Knox Polk pondered the criminal mind for a minute. “From Shreveport, they could go in any direction: Texas, Arkansas, back across the state to Tennessee, or head south again. But I wouldn’t mess with Texas or come back here. Arkansas and Tennessee have plenty of woods to hide in, and their accents won’t make them stand out as much.”
Before he could go on with his analysis, Nell’s phone rang. “Child Welfare. I’ll take it in the lobby.”
She got a unanimous, “No, you won’t.”
“Forget about manners, Mom. Tell us what they have to say,” Teddy insisted.
“All right.” The way she smiled and nodded, said, “Yes, I understand” several times, and ended with “That will be fine. We’ll be waiting for you,” her audience knew the news must be good. She disconnected and picked up her fork again.
“Come on! Don’t tease us,” Teddy begged.
“The social worker will bring the baby to the ranch this afternoon. If I’m not there, Corazon and Nurse Shammy will be standing by to receive her. It practically broke Shammy’s heart when Stacy didn’t want her to come help after DJ was born. Stacy has her own way of doing things and thought our family nurse might be getting too old for night feedings. I don’t think Shammy got over that insult until camp started again to keep her occupied. She’s said over and over that gardening and long walks don’t take the place of meaningful work, and Clive agrees with her. Call them semi-retired, she always says. Call them whenever needed.”
Ted explained the situation to Jessie, the only outsider at the table. “Nurse Shammy is married to our sometimes butler, Clive Brinsley.
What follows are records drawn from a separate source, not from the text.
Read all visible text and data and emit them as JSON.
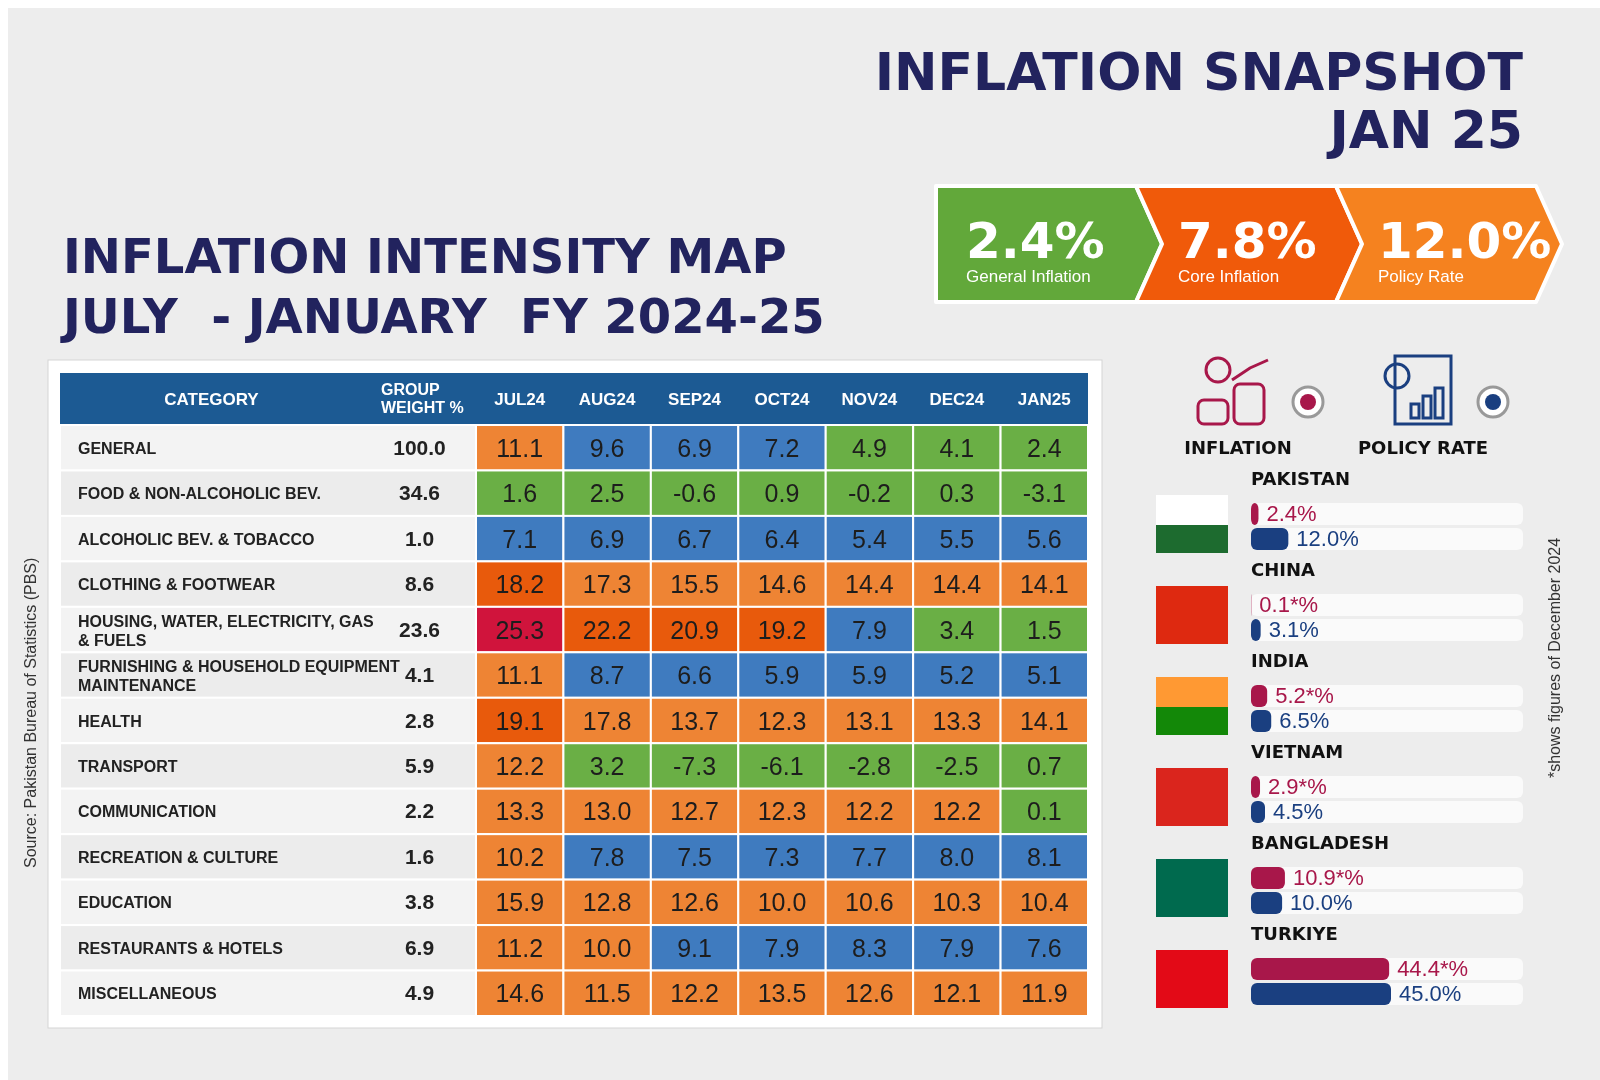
{
  "chart_data": [
    {
      "type": "heatmap",
      "data_labels": true,
      "title": "INFLATION INTENSITY MAP",
      "subtitle": "JULY  - JANUARY  FY 2024-25",
      "ylabel": "CATEGORY",
      "y2label": "GROUP WEIGHT %",
      "categories": [
        "JUL24",
        "AUG24",
        "SEP24",
        "OCT24",
        "NOV24",
        "DEC24",
        "JAN25"
      ],
      "y_categories": [
        "GENERAL",
        "FOOD & NON-ALCOHOLIC BEV.",
        "ALCOHOLIC BEV. & TOBACCO",
        "CLOTHING & FOOTWEAR",
        "HOUSING, WATER, ELECTRICITY, GAS & FUELS",
        "FURNISHING & HOUSEHOLD EQUIPMENT MAINTENANCE",
        "HEALTH",
        "TRANSPORT",
        "COMMUNICATION",
        "RECREATION & CULTURE",
        "EDUCATION",
        "RESTAURANTS & HOTELS",
        "MISCELLANEOUS"
      ],
      "y2_categories": [
        "100.0",
        "34.6",
        "1.0",
        "8.6",
        "23.6",
        "4.1",
        "2.8",
        "5.9",
        "2.2",
        "1.6",
        "3.8",
        "6.9",
        "4.9"
      ],
      "cells": [
        [
          11.1,
          9.6,
          6.9,
          7.2,
          4.9,
          4.1,
          2.4
        ],
        [
          1.6,
          2.5,
          -0.6,
          0.9,
          -0.2,
          0.3,
          -3.1
        ],
        [
          7.1,
          6.9,
          6.7,
          6.4,
          5.4,
          5.5,
          5.6
        ],
        [
          18.2,
          17.3,
          15.5,
          14.6,
          14.4,
          14.4,
          14.1
        ],
        [
          25.3,
          22.2,
          20.9,
          19.2,
          7.9,
          3.4,
          1.5
        ],
        [
          11.1,
          8.7,
          6.6,
          5.9,
          5.9,
          5.2,
          5.1
        ],
        [
          19.1,
          17.8,
          13.7,
          12.3,
          13.1,
          13.3,
          14.1
        ],
        [
          12.2,
          3.2,
          -7.3,
          -6.1,
          -2.8,
          -2.5,
          0.7
        ],
        [
          13.3,
          13.0,
          12.7,
          12.3,
          12.2,
          12.2,
          0.1
        ],
        [
          10.2,
          7.8,
          7.5,
          7.3,
          7.7,
          8.0,
          8.1
        ],
        [
          15.9,
          12.8,
          12.6,
          10.0,
          10.6,
          10.3,
          10.4
        ],
        [
          11.2,
          10.0,
          9.1,
          7.9,
          8.3,
          7.9,
          7.6
        ],
        [
          14.6,
          11.5,
          12.2,
          13.5,
          12.6,
          12.1,
          11.9
        ]
      ],
      "colors": [
        "#6aaf45",
        "#3f7bbf",
        "#ee8434",
        "#e85a0c",
        "#d0143c"
      ],
      "cell_labels": [
        [
          "11.1",
          "9.6",
          "6.9",
          "7.2",
          "4.9",
          "4.1",
          "2.4"
        ],
        [
          "1.6",
          "2.5",
          "-0.6",
          "0.9",
          "-0.2",
          "0.3",
          "-3.1"
        ],
        [
          "7.1",
          "6.9",
          "6.7",
          "6.4",
          "5.4",
          "5.5",
          "5.6"
        ],
        [
          "18.2",
          "17.3",
          "15.5",
          "14.6",
          "14.4",
          "14.4",
          "14.1"
        ],
        [
          "25.3",
          "22.2",
          "20.9",
          "19.2",
          "7.9",
          "3.4",
          "1.5"
        ],
        [
          "11.1",
          "8.7",
          "6.6",
          "5.9",
          "5.9",
          "5.2",
          "5.1"
        ],
        [
          "19.1",
          "17.8",
          "13.7",
          "12.3",
          "13.1",
          "13.3",
          "14.1"
        ],
        [
          "12.2",
          "3.2",
          "-7.3",
          "-6.1",
          "-2.8",
          "-2.5",
          "0.7"
        ],
        [
          "13.3",
          "13.0",
          "12.7",
          "12.3",
          "12.2",
          "12.2",
          "0.1"
        ],
        [
          "10.2",
          "7.8",
          "7.5",
          "7.3",
          "7.7",
          "8.0",
          "8.1"
        ],
        [
          "15.9",
          "12.8",
          "12.6",
          "10.0",
          "10.6",
          "10.3",
          "10.4"
        ],
        [
          "11.2",
          "10.0",
          "9.1",
          "7.9",
          "8.3",
          "7.9",
          "7.6"
        ],
        [
          "14.6",
          "11.5",
          "12.2",
          "13.5",
          "12.6",
          "12.1",
          "11.9"
        ]
      ],
      "annotations": [
        "Source: Pakistan Bureau of Statistics (PBS)"
      ]
    },
    {
      "type": "other",
      "title": "INFLATION SNAPSHOT JAN 25",
      "annotations": [
        "2.4%",
        "General Inflation",
        "7.8%",
        "Core Inflation",
        "12.0%",
        "Policy Rate"
      ],
      "colors": [
        "#62a83a",
        "#f05a0a",
        "#f5821f"
      ]
    },
    {
      "type": "bar",
      "orientation": "horizontal",
      "legend": "top",
      "categories": [
        "PAKISTAN",
        "CHINA",
        "INDIA",
        "VIETNAM",
        "BANGLADESH",
        "TURKIYE"
      ],
      "series": [
        {
          "name": "INFLATION",
          "color": "#a8174a",
          "values": [
            2.4,
            0.1,
            5.2,
            2.9,
            10.9,
            44.4
          ],
          "value_labels": [
            "2.4%",
            "0.1*%",
            "5.2*%",
            "2.9*%",
            "10.9*%",
            "44.4*%"
          ]
        },
        {
          "name": "POLICY RATE",
          "color": "#1a3f80",
          "values": [
            12.0,
            3.1,
            6.5,
            4.5,
            10.0,
            45.0
          ],
          "value_labels": [
            "12.0%",
            "3.1%",
            "6.5%",
            "4.5%",
            "10.0%",
            "45.0%"
          ]
        }
      ],
      "annotations": [
        "*shows figures of December 2024"
      ]
    }
  ]
}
They found love late in life and have no children but us. When they won a big civil suit for personal injuries against the actress, Layla Devlin, they considered building a retirement house on the ranch since Dad offered them land, but decided to renovate the place that belonged to Dad’s aunt near the front gate of the ranch.”
“I’ve noticed it! White picket fence, a garden full of flowers in the front, and vegetables to the rear. Rockers on the porch. It’s a beautiful old place.”
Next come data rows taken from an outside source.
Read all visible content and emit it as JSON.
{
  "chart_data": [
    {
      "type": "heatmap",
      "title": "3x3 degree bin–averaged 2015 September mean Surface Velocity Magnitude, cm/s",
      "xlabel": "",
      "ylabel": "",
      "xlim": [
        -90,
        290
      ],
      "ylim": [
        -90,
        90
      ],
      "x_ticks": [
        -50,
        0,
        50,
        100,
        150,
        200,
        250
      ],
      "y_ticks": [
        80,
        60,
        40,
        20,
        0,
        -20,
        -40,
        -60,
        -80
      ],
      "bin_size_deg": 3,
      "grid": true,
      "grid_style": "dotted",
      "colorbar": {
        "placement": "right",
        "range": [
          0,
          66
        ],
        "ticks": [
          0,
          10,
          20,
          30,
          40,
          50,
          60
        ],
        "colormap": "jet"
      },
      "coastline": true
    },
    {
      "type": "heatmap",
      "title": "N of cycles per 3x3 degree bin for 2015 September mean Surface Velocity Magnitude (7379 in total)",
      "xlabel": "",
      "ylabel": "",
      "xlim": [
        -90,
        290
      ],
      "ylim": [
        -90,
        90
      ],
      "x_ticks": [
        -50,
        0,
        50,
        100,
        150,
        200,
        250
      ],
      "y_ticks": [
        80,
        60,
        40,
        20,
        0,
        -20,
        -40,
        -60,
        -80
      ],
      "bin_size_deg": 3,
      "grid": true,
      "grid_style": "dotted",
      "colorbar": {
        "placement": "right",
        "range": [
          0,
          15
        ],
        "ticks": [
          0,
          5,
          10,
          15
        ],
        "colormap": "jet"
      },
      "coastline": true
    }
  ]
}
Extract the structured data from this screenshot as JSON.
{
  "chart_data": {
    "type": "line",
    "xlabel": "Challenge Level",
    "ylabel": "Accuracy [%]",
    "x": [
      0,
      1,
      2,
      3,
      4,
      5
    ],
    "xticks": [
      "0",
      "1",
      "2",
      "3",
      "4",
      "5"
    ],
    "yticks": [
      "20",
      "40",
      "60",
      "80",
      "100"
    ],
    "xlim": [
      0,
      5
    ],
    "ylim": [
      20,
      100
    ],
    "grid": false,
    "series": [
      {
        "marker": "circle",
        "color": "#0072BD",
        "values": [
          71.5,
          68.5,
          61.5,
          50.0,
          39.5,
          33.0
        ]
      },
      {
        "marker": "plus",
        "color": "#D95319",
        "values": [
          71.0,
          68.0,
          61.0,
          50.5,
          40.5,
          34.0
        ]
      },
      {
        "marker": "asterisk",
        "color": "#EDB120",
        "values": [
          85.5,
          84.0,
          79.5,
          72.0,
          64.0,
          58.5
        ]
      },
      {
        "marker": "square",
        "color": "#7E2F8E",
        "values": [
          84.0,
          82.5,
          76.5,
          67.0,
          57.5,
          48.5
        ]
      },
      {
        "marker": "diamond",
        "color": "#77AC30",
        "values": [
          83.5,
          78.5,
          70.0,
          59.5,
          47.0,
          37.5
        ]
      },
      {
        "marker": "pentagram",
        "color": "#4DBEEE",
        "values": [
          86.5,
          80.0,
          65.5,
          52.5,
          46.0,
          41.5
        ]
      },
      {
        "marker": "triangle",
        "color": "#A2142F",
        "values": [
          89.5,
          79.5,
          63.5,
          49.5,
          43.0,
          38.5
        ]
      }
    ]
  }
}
“Yes, the gingerbread cottage appealed to them both. They don’t need tons of room—but it is rumored they put in a Jacuzzi big enough for two.”
“This is true. I have seen this with my own eyes,” Corazon swore. “What do you think, mi esposo? Maybe we get one.”
The light in her eyes gave away the fact that she jested, but Knox, being Knox, gave her statement grave consideration. “If you think it would be good for your sore back, I’d consider it.” He appeared puzzled by the laughter that followed.
“Everyone, finish eating. We want to be there when Lizzy arrives.” Teddy signaled the waitress for takeout boxes. “Maybe I can take her home with me.”
“Not so fast, Ted. The social worker will do a walk-through to make sure nothing has changed at the ranch since the last time we hosted a child, and she’ll check the nursery at our place. After that, she wants to interview you at the apartment and do the same. Lizzy has to stay with us until the case is settled. You must understand.” Nell touched his hand a second before Jessie reached out to clasp the other.
“Yeah, I guess. So I have to go home and wait.” Teddy dumped the generous remains of gyro meat and rice into a takeout box and asked for the check.
“Remember, I’ll be there with you.” Jessie blessed him with a smile that made most of the hurt go away.